MINNEAPOLIS — Francisco Lindor had back-to-back seasons during his tenure at Cleveland in which he topped 30 home runs and 20 stolen bases, but said he only knew about the missed opportunity after the fact. .
Thirty steals in one of those seasons would have put him in baseball’s elite 30/30 club alongside some of his idols.
“I wasn’t aware of it,” Lindor said. “I never really played for numbers, so I really wasn’t aware of that.”
This season is different, with the Mets shortstop now regularly fielding questions from reporters about his 30/30 chances.
He’s set to join the club, with 26 home runs and 26 stolen bases as the Mets open a three-game Friday series against the Twins.
David Wright, Howard Johnson and Darryl Strawberry are the only Mets players in the 30/30 club.
Johnson has accomplished the feat three times.
Lindor noted that Carlos Beltran, Jimmy Rollins and Barry Larkin — all of whom were some of his favorite players growing up — belong to the 30/30 club.
Ronald Acuna Jr. — a strong National League MVP contender — has already reached 30/30 with the Braves this season.
Although rule changes implemented this season (primarily limiting the number of times a pitcher can throw to first base during an at-bat) have improved the success rate of stolen bases in the major leagues, Lindor said that he didn’t know how much it had affected him.
“It’s similar to numbers I’ve gotten before, so it’s not like I’m going crazy,” Lindor said. “I’m not like, ‘They pitched twice (at the first) and I have to go.’ It’s one of those where I pick my moments and where (first base coach) Wayne Kirby tells me it’s a good time to go out there, run. But does it help? Probably. It helps that they don’t throw to the first seven times in a row.
Pete Alonso noted that Lindor has made 30 doubles this season, which has allowed him to hit even rarer airs.
“If you can get 30/30/30…and he’s definitely on his way to having another 100 RBI season,” Alonso said. “Whatever the position, it’s been a great year.
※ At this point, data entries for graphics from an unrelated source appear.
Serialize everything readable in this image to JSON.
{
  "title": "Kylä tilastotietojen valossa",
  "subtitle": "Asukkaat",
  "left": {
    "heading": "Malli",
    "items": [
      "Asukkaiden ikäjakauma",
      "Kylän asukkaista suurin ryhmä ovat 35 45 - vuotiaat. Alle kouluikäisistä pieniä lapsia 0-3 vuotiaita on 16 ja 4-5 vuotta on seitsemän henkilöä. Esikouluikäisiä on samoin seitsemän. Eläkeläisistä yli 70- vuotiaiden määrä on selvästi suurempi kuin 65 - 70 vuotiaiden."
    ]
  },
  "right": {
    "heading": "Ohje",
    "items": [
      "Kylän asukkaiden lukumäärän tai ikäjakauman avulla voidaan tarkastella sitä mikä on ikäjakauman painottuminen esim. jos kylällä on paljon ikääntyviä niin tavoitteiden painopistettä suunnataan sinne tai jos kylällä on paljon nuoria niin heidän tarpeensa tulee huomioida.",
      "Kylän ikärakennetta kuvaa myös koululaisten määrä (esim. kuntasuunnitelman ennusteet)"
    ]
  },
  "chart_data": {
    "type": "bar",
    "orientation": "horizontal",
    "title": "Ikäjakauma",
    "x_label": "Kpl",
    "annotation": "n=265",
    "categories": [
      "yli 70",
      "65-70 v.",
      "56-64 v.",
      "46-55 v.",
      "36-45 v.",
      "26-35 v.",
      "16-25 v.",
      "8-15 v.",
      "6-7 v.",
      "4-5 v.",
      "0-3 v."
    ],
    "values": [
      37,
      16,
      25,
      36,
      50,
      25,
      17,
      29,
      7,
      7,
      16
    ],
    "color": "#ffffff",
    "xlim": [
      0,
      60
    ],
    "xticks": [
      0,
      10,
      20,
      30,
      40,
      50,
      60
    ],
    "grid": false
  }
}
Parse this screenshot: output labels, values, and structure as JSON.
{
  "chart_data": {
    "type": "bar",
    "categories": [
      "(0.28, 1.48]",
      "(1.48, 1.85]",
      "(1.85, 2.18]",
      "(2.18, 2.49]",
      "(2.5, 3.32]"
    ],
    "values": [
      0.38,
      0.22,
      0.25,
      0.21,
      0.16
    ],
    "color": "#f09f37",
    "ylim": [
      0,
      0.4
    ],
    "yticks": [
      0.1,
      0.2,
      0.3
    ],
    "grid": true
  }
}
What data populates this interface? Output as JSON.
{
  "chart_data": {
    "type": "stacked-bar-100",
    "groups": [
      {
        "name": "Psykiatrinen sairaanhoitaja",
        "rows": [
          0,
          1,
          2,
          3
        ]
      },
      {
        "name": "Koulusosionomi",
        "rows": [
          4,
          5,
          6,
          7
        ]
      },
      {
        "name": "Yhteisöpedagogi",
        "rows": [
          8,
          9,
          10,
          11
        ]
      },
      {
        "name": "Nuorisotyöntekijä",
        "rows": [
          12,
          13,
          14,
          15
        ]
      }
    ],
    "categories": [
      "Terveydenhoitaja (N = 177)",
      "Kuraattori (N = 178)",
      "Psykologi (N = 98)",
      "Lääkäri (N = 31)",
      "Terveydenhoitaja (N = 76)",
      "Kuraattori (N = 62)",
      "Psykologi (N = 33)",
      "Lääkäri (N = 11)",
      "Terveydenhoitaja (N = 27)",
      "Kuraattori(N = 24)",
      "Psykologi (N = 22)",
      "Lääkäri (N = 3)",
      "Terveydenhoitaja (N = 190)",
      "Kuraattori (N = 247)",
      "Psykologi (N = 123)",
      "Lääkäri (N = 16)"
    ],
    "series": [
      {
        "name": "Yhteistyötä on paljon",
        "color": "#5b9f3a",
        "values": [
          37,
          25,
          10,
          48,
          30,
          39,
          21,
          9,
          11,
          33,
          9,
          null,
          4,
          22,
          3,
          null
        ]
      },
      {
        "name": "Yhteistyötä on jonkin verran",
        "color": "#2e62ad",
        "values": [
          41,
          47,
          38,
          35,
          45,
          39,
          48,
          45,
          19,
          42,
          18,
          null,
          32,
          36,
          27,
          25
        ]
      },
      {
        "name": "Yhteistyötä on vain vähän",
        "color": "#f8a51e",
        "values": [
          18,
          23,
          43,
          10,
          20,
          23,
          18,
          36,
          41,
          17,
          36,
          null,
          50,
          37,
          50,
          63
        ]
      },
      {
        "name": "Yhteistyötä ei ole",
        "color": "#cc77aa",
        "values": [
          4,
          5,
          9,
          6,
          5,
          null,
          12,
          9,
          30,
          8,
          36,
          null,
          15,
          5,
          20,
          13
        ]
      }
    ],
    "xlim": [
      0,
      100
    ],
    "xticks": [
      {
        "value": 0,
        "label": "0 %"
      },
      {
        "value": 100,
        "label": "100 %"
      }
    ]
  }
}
And for a shortstop, that’s extremely great. It’s extremely crazy because there aren’t many types of players who have that ability and do it consistently, and he’s one of those guys. It has been a great year for him. It was absolutely like nails.
Lindor set career highs for homers (38) and stolen bases (25) with Cleveland in 2018.
The following year, he homered 32 and stole 22 bases.
A pandemic-shortened season followed, and Lindor’s first year with the Mets included a stint on the disabled list with a strained oblique that cost him a month.
Lindor hit 26 homers and stole 16 bases last season.
When asked if this was his best season with the Mets, Lindor said he would wait until the schedule was over to assess.
Overall, he owns a .251/.332/.466 slant line with 83 RBIs.
Last season he slashed .270/.339/.449 with 26 home runs, 107 RBIs and 16 stolen bases.
In June last season, he fractured his middle finger when he got stuck in a sliding door, and while Lindor didn’t miss out on meaningful action, his power was gone for a while.
“This year is almost a very similar year to last year, I just have more RBIs at this point,” Lindor said. “These are very similar years. Even in 21, it was a similar year, I just got injured during that month. If I had played, I would probably end up with 25 home runs and 80 RBIs. My batting average suffered in 2021, and this year (is) similar. Last year I was a little more consistent with batting average.